O Globo - O impacto das pítons birmanesas invasoras no ecossistema do sul da Flórida preocupa biólogos e especialistas em conservação, que têm observado uma dramática redução na fauna local. Recentemente, pesquisadores constataram que essas cobras são capazes de consumir grandes presas inteiras, como os veados-de-cauda-branca e até crocodilos, o que tem intensificado o desequilíbrio no Parque Nacional Everglades e em áreas adjacentes.
Esses répteis, que podem consumir animais de até 100% de seu próprio peso corporal, representam uma ameaça crescente à diversidade da fauna na região, segundo o Serviço Geológico dos Estados Unidos (USGS).
A situação foi evidenciada em dezembro de 2022, quando uma equipe de pesquisadores liderada por Ian Bartoszek, biólogo e coordenador científico da Conservancy of Southwest Florida, encontrou uma píton birmanesa de 4,5 metros de comprimento devorando um veado-de-cauda-branca adulto.
De acordo com Bartoszek, a cobra havia ingerido metade do animal quando a equipe chegou ao local. Ao longo de 30 minutos, os biólogos observaram o réptil completar o processo de alimentação, engolindo o animal completamente.
A cobra, com 52 quilos, conseguira engolir um cervo que pesava cerca de 35 quilos — representando 93% da abertura máxima de sua boca, conforme detalhado em artigo publicado no periódico Reptiles & Amphibians. Bartoszek descreveu a cena como uma das mais impressionantes da sua carreira: “Foi o mais primitivo possível, algo que nunca imaginamos presenciar de forma tão direta em campo.”
O caso, no entanto, é o reflexo de uma presença invasora que causa, segundo o USGS, um “efeito cascata” de extinção de espécies nativas. O órgão estima que a população de guaxinins no Everglades caiu 99,3% desde 1997, e a de gambás diminuiu 98,9%, enquanto a de linces sofreu uma queda de 87,5%. Animais menores, como coelhos-do-pântano e raposas, praticamente desapareceram.

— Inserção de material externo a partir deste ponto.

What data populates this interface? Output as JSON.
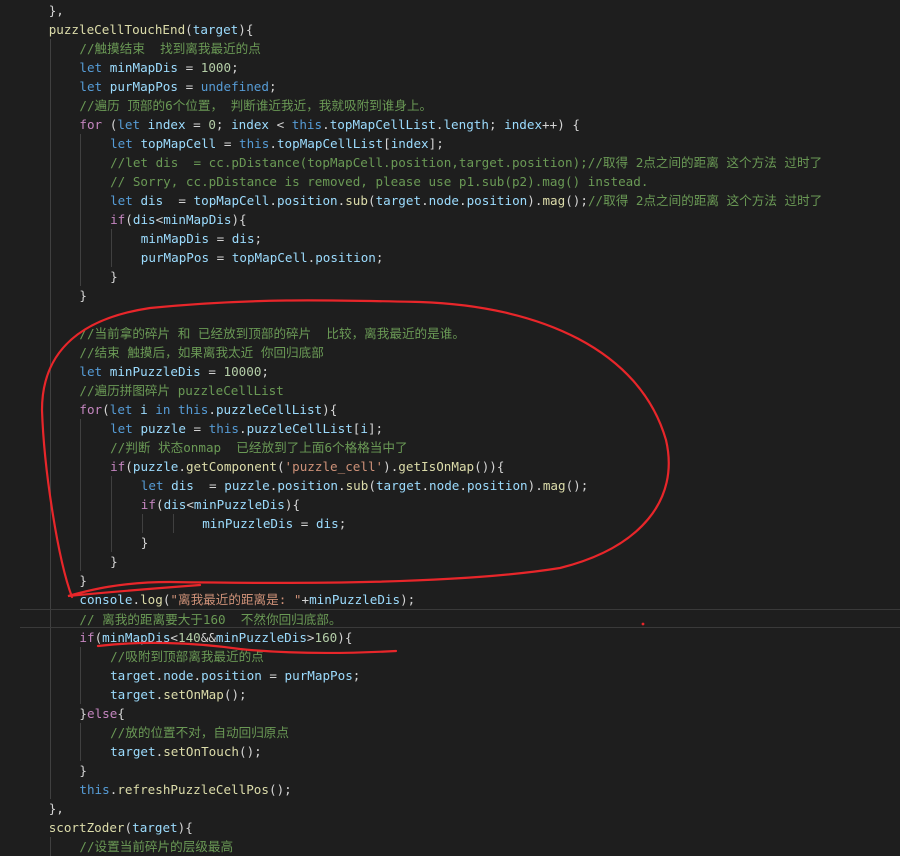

Além disso, necropsias realizadas em pítons birmanesas capturadas na região revelaram vestígios de uma variedade de espécies nativas, incluindo animais protegidos como a cegonha-de-madeira e o rato-de-floresta-de-Key Largo, o que intensifica a preocupação das autoridades locais a respeito da biodiversidade.
Para acompanhar a movimentação e os hábitos das pítons, a equipe de Bartoszek utiliza uma técnica de radiotelemetria e instala rastreadores em pítons machos. Esses dispositivos transmitem sinais de rádio que ajudam os pesquisadores a localizar fêmeas reprodutivas, cruciais para a proliferação da espécie.
“Essa é uma das nossas poucas estratégias para localizar e conter a população reprodutiva de pítons na região”, explicou o biólogo à ABC News.
A Flórida também implementou o programa Python Patrol, administrado pela Comissão de Pesca e Vida Selvagem (FWC), no qual caçadores de recompensas são pagos para capturar pítons, na tentativa de reduzir a população invasora. Em 2021, a espécie foi formalmente adicionada à lista de Espécies Não Nativas Proibidas da Flórida.
Além de sua capacidade de adaptação e reprodução, a forma de caça das pítons também as torna particularmente eficientes e ameaçadoras para as espécies locais. Como grandes constritoras não venenosas, as pítons emboscam suas presas, e se enrolam no corpo das presas até que o animal sofra parada cardíaca, facilitando o processo de deglutição. “Quando você vê a anatomia deles em primeira mão, é impressionante como a Mãe Natureza os equipou para o sucesso predatório”, diz Bartoszek.
No caso presenciado pela equipe, a píton atingiu o cervo na altura do pescoço antes de envolvê-lo para finalizar a captura. Embora a cobra conseguisse sobreviver por uma semana com aquela refeição, ela provavelmente voltaria a caçar rapidamente, pois a espécia é caçadora oportunista. Segundo Bartoszek, as pitons são capazes de esperar semanas ou até meses entre uma refeição e outra, mas, em um ambiente com presas abundantes, como o Everglades, elas tendem a capturar novas presas com frequência.